Donald Trump Is Hospitalized, Reportedly Trying Experimental Coronavirus Treatment

Katherine Speller
·3 mins read

Reporters in the White House Press Pool confirmed late Friday that President Donald Trump, who tested positive for coronavirus alongside his wife Melania last night, was being flown to Walter Reed Medical Center for the next few days as they monitor his condition. Trump’s physician, Sean Conley, also updated on his treatment saying that Trump was “fatigued but in good spirits” and that he had received a dose of an experimental antibody cocktail made by Regeneron.

“Following PCR-confirmation of the President’s diagnosis, as a precautionary measure he received a single eight gram dose of Regeneron’s polyclonal antibody cocktail,” Conley said. “He completed the infusion without incident. In addition to the polyclonal antibodies, the President has been taking zinc, vitamin D, famotidine, melatonin and a daily asprin.”

On Twitter, shortly following the news, Jeremy Faust MD, MS, Instructor in Emergency Medicine at Brigham and Women’s Hospital, left a short voice memo message on Twitter expressing concerns for the president being a “guinea pig” for a treatment that has yet to see significant positive results in clinical trials.
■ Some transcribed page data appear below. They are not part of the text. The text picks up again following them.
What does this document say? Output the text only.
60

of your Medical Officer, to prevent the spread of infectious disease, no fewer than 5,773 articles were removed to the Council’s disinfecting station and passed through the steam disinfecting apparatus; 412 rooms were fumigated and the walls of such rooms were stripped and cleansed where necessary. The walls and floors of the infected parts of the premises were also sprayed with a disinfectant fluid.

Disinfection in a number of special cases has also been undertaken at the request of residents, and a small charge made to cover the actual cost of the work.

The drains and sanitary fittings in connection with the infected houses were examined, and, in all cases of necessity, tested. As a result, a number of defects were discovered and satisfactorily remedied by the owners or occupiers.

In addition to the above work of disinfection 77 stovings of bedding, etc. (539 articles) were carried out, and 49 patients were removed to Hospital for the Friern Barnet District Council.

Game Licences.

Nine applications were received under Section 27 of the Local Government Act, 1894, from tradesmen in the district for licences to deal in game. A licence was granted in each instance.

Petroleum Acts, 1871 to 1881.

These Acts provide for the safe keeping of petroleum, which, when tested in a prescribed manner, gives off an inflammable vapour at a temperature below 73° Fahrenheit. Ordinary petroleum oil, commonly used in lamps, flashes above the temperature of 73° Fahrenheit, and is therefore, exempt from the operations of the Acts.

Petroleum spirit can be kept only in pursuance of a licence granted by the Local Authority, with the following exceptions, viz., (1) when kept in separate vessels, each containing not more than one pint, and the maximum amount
“I’m very concerned about the president’s team giving him an unvetted, untested treatment. This has not been shown to work in clinical trials and this is a problem,” he said. “Either they don’t know that and can’t read the medical literature [or] they do know that and they’re being overridden by the president and whatever advice he may be getting from someone else who hasn’t really appropriately addressed the literature and understood what it said.”

Faust also notes that the messaging behind giving the president this unvetted, experimental drug is concerning both for what it means for the President (noting that he’s “worried that this reflects their desperation” or that the president is in danger of dying) and that it sends worrisome messages to other Americans who test positive for the virus.

“People will see this and think ‘this is the treatment that you should have’ and that if we don’t give this treatment to other people who have coronavirus we are denying them special treatment,” he said. In reality that isn’t the case. We shouldn’t be giving the president this medication until it has been proven to work, we shouldn’t be giving it to anybody. We shouldn’t be treating the president as a guinea pig pig and experimenting on him — which is just a nice way of saying giving somethihg that we don’t know if it works or not.”

Faust also notes that these kinds of treatments can have serious side effects that could be “really, really serious.”

“We need people to know that and it’s just very alarming and it’s a setback for science,” he said. “We need to move forward with the best treatments possible — whether you are the president of the United States or anyone else.”